Today in the Post, Joel Sherman asserts the following with respect to the Mets' plan (or not) to let Jose Reyes walk and trade David Wright:
The Mets kept Reyes on what likely are to be two false premises: They were contenders, and they had a chance to retain the shortstop in free agency.
Indeed part of the reasoning behind not trading Reyes was that it would likely make it easier to re-sign him this offseason, but it's revisionist history to suggest that the Mets thought they were legitimate contenders at the time. They had already traded Carlos Beltran, for one thing. Moreover, the Mets held onto Reyes because he had become considerably devalued by his recent stint on the disabled list (and obvious lack of full health subsequent to that stint), and because they would have been pilloried (and punished monetarily) by the fan base for trading their (the fans') favorite player.
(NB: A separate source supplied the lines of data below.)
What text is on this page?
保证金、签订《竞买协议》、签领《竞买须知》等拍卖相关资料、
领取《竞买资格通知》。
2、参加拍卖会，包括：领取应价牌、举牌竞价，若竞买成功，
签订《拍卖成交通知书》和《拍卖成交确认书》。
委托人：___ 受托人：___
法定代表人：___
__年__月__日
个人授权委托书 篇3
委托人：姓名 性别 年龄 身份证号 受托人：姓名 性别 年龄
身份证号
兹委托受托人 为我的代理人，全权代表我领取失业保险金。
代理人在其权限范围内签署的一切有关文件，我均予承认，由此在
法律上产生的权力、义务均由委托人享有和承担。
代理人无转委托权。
It's also dishonest to baldly assert retroactively that a premise was false, as Sherman does here. Whether or not the Mets have now decided to punt on 2012 and, in so doing, make a clean break from the Reyes-Wright era, it doesn't necessarily follow that they held that same position when they elected not to trade Reyes last July, and a change in that position in no way falsifies what was a perfectly defensible premise at the time (i.e., that keeping Reyes would improve the Mets' chances of re-signing him this offseason).
It's par for the course for Sherman, though, who doubtless has at least a half-dozen "Mets are fools for letting Reyes leave" columns in the bag to cover that eventuality, with a commensurate pile of "Mets are fools for signing Reyes to that contract" articles to address the other outcome. It's win-win!